Higher delivery fees can ripple through the economy. Fewer orders mean fewer runs for drivers, and that directly affects gig workers who depend on flexible deliveries for income. Some of those workers treat deliveries as side income, while others rely on it full time; fewer orders could translate into lost shifts and less take-home pay.
Restaurants and local vendors feel pressure too when customers reduce delivery orders to avoid fees. Less demand for prepared meals can lead to lower sales at restaurants, which then affects suppliers and the broader local economy. Those ripple effects are not hypothetical; analysts have tried to quantify them.
“Americans are already suffering from record inflation, supply chain shortages, and sky-high prices. The last thing working families need is new, burdensome taxes that would exacerbate these problems by levying higher costs on consumers while hurting workers.”
Independent studies have flagged specific harms tied to Colorado’s retail delivery fees, and some findings are stark. One analysis shows the burden of such fees falls disproportionately on lower-income households, and the economic fallout from taxed meal deliveries can be substantial. Those numbers matter when policy discussions center on fairness versus revenue.

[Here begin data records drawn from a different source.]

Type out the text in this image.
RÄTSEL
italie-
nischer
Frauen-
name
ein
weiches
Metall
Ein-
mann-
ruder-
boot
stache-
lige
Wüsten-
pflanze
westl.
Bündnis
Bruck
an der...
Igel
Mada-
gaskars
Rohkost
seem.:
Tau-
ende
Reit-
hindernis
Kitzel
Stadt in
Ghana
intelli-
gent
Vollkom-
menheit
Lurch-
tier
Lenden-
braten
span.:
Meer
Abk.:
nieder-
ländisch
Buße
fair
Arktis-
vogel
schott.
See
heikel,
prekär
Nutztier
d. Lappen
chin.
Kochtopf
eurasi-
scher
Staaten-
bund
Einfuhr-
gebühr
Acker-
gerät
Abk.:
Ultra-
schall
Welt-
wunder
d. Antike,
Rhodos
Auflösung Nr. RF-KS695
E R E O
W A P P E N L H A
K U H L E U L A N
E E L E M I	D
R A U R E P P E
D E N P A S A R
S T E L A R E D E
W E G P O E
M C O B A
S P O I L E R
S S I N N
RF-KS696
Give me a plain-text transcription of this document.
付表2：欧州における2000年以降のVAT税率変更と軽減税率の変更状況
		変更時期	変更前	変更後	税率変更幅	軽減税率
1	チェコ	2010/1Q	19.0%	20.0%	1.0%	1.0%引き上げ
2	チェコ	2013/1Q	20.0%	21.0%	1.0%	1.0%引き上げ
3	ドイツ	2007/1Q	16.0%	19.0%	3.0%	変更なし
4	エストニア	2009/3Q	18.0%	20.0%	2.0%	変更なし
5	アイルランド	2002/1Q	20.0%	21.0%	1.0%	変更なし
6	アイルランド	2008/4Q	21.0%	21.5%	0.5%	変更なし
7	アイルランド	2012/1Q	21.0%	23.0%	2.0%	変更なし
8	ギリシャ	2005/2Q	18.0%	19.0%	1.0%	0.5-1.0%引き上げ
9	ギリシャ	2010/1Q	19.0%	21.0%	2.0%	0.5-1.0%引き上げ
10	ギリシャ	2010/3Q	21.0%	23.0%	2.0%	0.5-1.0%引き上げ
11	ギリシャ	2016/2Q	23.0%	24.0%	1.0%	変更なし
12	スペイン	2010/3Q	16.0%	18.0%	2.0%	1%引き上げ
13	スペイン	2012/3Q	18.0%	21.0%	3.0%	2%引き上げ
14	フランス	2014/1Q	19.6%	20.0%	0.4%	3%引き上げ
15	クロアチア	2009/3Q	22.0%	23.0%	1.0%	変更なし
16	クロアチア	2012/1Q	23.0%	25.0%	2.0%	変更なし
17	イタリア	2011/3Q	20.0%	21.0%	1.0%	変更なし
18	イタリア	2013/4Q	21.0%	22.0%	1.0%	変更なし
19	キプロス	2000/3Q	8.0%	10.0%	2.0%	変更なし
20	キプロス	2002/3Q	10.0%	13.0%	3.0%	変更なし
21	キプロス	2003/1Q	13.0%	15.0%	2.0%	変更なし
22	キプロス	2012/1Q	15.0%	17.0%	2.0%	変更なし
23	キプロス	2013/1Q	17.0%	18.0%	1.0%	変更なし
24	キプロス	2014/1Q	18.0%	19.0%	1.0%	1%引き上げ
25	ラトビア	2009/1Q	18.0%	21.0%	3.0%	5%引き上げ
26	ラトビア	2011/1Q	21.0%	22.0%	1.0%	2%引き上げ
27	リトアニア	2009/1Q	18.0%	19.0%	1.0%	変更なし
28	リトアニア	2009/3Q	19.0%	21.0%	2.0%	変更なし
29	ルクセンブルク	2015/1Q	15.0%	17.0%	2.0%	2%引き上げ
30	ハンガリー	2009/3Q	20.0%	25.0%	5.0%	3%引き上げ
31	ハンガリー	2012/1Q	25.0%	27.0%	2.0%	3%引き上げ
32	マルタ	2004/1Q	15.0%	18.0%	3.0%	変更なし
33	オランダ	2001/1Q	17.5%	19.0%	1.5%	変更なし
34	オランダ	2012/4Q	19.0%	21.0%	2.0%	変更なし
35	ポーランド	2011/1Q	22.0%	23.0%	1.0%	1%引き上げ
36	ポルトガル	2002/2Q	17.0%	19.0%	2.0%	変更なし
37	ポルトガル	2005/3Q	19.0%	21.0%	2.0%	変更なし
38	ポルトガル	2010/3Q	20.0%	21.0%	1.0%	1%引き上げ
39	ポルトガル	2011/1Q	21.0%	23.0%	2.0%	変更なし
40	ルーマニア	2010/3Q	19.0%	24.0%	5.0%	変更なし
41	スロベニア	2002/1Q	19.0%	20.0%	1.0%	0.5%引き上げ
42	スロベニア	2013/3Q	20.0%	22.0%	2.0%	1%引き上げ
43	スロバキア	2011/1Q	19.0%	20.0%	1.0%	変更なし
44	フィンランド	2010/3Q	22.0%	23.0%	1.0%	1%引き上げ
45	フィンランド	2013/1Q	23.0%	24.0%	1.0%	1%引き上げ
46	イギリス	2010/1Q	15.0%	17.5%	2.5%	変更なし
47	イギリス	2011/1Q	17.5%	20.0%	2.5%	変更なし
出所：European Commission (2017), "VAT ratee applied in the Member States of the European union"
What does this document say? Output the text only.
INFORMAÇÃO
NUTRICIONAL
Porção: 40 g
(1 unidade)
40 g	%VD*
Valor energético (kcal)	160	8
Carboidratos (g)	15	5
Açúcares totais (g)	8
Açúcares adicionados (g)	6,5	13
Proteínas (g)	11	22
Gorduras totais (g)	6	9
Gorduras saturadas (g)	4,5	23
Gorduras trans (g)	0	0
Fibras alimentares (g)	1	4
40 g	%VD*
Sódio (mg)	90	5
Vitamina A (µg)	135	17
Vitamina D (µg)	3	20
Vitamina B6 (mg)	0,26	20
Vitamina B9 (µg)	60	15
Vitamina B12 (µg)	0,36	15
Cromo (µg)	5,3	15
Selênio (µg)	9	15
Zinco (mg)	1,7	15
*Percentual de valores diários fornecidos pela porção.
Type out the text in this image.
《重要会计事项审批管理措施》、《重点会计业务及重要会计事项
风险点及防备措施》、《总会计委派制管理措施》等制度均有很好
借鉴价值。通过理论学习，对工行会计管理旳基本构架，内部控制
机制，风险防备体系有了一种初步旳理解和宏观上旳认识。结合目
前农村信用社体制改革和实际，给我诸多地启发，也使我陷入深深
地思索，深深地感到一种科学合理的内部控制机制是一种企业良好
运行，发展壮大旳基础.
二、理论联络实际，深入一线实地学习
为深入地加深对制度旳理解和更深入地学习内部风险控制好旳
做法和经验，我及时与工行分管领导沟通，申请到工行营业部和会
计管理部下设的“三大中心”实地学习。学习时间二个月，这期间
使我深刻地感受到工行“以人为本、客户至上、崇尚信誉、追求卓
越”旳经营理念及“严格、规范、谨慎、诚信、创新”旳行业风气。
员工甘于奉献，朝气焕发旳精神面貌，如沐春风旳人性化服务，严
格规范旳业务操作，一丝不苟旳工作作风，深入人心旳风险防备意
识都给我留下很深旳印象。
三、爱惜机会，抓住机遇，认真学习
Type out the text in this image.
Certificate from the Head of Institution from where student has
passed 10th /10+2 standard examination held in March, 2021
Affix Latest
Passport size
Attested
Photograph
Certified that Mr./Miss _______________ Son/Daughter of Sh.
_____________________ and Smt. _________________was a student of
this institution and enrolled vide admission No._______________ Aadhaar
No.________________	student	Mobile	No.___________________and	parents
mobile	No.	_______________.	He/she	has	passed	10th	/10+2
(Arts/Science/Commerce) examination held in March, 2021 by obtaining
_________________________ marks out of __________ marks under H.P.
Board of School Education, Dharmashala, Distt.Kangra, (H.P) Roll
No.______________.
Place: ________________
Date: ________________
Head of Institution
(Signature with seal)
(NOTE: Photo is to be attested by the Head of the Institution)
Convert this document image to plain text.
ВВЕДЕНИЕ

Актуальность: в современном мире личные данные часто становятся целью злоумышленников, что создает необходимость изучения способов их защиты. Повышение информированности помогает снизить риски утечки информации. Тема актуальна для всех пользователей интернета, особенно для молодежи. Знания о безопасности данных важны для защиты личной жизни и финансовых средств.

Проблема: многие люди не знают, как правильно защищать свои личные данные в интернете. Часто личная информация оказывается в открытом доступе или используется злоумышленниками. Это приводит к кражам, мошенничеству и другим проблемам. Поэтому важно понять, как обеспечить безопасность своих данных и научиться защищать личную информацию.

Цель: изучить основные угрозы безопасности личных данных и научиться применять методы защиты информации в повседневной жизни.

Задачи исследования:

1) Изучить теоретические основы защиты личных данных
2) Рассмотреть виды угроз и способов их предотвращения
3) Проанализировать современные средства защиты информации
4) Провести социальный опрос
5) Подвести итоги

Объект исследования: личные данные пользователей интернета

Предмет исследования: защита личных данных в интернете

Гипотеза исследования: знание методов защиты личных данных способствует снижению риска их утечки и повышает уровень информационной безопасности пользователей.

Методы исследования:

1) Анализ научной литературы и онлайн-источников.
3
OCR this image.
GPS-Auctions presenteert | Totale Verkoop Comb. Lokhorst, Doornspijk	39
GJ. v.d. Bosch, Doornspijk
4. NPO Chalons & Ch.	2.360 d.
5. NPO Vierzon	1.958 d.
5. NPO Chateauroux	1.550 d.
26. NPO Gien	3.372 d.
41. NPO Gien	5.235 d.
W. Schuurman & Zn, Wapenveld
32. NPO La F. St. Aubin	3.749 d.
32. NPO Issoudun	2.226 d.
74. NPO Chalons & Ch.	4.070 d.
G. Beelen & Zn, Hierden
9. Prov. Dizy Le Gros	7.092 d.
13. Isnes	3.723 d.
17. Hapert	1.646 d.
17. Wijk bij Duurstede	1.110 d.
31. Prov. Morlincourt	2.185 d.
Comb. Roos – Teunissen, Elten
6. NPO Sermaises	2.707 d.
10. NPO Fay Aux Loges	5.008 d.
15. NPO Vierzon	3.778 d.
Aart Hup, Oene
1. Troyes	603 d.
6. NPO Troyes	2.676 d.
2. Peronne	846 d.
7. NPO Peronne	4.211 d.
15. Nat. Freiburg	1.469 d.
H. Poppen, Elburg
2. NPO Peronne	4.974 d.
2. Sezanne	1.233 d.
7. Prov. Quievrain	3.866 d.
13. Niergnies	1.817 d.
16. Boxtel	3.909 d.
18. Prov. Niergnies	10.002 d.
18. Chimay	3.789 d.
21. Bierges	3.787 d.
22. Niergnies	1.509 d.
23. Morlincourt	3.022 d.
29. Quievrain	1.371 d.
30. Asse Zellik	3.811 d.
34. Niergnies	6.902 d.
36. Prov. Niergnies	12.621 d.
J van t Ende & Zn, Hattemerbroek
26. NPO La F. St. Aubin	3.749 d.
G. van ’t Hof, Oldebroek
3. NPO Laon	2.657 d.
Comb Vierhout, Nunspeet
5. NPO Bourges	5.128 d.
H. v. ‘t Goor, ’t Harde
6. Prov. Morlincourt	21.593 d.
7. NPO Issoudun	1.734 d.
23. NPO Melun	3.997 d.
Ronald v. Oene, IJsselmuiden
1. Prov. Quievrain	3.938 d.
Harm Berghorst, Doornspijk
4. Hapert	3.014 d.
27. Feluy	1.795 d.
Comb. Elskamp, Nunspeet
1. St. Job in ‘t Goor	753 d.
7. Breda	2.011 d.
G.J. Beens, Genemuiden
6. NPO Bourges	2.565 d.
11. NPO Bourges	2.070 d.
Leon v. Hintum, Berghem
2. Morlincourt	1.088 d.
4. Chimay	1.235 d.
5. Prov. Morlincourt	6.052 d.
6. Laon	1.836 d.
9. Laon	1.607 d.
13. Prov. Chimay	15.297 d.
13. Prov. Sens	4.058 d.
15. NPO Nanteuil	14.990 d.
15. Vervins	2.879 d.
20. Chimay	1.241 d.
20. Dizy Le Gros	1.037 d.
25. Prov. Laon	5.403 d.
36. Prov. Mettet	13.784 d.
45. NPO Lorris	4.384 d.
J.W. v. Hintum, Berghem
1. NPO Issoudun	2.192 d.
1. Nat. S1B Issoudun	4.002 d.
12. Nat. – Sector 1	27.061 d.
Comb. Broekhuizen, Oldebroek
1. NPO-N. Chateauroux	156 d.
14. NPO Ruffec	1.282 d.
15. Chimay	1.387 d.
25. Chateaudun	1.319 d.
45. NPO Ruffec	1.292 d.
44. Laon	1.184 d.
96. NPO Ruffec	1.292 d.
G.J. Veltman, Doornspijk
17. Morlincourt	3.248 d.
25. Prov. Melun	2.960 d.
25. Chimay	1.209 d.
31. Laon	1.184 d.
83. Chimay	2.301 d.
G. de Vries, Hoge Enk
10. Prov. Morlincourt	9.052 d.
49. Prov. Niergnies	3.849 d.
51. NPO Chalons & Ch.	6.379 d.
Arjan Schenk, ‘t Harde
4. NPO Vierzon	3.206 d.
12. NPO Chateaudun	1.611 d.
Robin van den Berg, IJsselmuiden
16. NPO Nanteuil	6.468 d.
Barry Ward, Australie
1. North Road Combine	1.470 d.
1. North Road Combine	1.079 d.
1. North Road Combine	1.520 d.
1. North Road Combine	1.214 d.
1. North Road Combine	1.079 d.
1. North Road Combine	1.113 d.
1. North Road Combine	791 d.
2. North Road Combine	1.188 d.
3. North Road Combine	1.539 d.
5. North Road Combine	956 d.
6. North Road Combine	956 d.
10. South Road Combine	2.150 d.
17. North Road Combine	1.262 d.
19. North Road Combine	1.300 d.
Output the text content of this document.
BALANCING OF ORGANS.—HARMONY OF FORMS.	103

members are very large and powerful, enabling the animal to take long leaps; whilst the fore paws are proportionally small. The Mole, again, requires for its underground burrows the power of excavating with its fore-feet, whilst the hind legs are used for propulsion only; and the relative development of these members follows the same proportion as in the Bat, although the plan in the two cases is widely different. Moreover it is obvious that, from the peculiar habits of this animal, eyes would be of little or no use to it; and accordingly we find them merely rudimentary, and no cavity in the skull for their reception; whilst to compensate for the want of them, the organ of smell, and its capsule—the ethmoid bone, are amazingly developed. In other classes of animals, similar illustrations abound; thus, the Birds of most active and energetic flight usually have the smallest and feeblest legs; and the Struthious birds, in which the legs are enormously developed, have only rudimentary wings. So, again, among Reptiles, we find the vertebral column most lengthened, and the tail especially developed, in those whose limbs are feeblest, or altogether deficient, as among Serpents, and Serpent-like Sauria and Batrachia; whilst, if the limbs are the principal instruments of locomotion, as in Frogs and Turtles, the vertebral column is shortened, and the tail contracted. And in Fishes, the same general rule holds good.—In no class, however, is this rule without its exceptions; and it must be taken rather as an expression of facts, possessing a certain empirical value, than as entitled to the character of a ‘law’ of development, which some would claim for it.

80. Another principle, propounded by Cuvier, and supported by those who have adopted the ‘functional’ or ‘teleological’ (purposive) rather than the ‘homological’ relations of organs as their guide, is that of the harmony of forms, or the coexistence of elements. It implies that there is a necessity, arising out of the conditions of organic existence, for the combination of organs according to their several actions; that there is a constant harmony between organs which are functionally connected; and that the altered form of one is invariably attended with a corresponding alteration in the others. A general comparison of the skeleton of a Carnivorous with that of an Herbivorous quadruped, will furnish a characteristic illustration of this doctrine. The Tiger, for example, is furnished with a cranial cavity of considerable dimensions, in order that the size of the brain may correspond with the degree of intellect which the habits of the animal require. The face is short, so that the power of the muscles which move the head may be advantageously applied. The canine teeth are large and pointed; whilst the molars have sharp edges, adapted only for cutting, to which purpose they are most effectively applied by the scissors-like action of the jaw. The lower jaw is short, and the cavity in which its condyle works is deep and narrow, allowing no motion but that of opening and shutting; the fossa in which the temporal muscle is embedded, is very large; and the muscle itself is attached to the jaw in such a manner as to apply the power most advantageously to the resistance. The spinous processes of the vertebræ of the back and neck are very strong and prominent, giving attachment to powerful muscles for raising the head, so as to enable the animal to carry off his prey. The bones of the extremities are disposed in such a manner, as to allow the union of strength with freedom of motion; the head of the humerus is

- “The financial burden of retail delivery fees is 6.5 times higher for households with annual incomes under $25,000 compared to those with annual incomes of $200,000 or more.”
- “The reduction of sales, jobs, and wages in restaurants creates additional negative spillover effects along the supply chain and surrounding communities. Incorporating these indirect and induced effects, the imposition of retail delivery fees on freshly prepared meals costs the Colorado economy $26.9 million in annual sales, 367 jobs, and $17.1 million in wages a year.”
Politically, this fits a familiar pattern: as calls for larger government programs grow, lawmakers hunt for revenue streams to fund them. Socialism’s critics point out that expanded benefits must be paid for somehow, and new taxes on visible transactions are an obvious choice for those seeking quick revenue. The delivery tax is an example of that approach.
Beyond the partisan framing, the practical fallout is clear. Working families facing inflation and tight budgets will feel an added sting when everyday convenience items cost more at checkout. Meanwhile, restaurants and delivery drivers face the indirect pain of reduced orders and diminished earnings.
Lawmakers considering delivery levies should weigh the regressivity and supply-chain consequences alongside projected revenue. The debate is about more than a few extra cents at checkout; it’s about who shoulders the burden and how local economies adapt when consumer behavior shifts. As states deliberate, consumers and workers will be the ones to notice the change in their wallets and schedules.